The co-author only needed about 20 minutes to write the little perl script I'd asked for, and here are the results I generated with it. The blue bars show the spacing distribution of the real H. influenzae uptake sequence cores, and the red bars show the spacing distribution of the same number of random positions in a sequence of the same size (based on 10 replicates).
So the statistical advisor was correct; the real distributions have far fewer close spacings than expected for a random sequence. This is despite the the presence of two forces expected to increase close spacings - USS pairs serving as transcription terminators, and general clustering of USS in non-coding sequences. As hypothesized in yesterday's post, the discrepancy between real and random is stronger when we eliminate the terminator effect by only considering spacings between USS in the same orientation.
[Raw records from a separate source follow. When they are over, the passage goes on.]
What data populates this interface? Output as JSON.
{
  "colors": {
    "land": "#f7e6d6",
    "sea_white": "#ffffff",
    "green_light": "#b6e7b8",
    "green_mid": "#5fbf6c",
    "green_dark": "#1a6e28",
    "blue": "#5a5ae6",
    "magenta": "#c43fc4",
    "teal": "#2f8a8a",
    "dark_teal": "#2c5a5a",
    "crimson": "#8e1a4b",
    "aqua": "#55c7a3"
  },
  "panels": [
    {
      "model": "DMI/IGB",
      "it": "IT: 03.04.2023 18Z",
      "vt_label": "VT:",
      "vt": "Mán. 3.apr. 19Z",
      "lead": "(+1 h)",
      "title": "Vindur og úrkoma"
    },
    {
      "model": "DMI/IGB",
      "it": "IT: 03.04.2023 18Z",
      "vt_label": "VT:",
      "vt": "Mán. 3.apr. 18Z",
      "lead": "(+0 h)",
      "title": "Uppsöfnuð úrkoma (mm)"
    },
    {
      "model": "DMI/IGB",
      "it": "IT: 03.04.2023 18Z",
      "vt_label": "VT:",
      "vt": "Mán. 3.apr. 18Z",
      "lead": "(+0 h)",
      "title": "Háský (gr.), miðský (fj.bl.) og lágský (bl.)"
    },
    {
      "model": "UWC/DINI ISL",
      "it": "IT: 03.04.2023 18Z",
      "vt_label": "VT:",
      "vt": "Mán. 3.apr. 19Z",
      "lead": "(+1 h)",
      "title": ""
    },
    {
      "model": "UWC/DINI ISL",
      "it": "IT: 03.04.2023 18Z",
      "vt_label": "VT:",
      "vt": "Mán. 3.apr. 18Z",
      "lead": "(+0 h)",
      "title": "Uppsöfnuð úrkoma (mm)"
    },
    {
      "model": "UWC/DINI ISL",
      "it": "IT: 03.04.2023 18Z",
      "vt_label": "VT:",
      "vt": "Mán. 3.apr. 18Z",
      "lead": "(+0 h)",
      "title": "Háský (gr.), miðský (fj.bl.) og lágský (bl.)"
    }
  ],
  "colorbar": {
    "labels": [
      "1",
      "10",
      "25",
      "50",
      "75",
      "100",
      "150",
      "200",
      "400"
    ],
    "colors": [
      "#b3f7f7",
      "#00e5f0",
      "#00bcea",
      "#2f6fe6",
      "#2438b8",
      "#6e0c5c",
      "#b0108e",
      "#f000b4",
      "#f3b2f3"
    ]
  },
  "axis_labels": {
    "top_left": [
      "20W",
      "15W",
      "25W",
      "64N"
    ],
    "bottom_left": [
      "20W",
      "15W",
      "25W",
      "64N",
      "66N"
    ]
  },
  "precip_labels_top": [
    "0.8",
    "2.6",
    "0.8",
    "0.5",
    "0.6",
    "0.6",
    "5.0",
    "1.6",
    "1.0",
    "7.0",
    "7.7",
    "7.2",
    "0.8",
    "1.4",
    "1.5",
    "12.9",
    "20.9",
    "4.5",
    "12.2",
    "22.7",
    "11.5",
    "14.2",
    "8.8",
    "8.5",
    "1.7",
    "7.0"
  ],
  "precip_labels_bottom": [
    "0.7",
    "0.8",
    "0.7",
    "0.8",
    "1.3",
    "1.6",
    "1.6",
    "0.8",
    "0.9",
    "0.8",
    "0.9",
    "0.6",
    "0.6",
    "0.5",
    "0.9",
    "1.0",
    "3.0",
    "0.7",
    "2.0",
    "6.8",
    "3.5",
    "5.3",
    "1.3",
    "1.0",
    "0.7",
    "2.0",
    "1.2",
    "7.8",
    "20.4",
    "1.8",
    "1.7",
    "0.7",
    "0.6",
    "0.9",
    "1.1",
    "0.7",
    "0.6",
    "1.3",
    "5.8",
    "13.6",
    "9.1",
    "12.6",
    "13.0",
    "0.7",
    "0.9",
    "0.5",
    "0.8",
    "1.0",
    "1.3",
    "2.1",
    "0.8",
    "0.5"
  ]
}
And the previous mathematical analysis was right, the real spacing distribution is more even than the random one - not only are there fewer close USS than expected, there are fewer far-apart USS too. (This is more obvious in the upper graph.)
Now I need to modify the perl script that locates uptake sequences so it will find the Neisseria DUS, and then do the same analysis for the N. meningitidis genome. The previously published analysis of these spacings simply compared the mean spacing of DUS with the mean length of apparent recombination tracts, concluding that the similar lengths was consistent with the hypothesis that DUS arise or spread by recombination.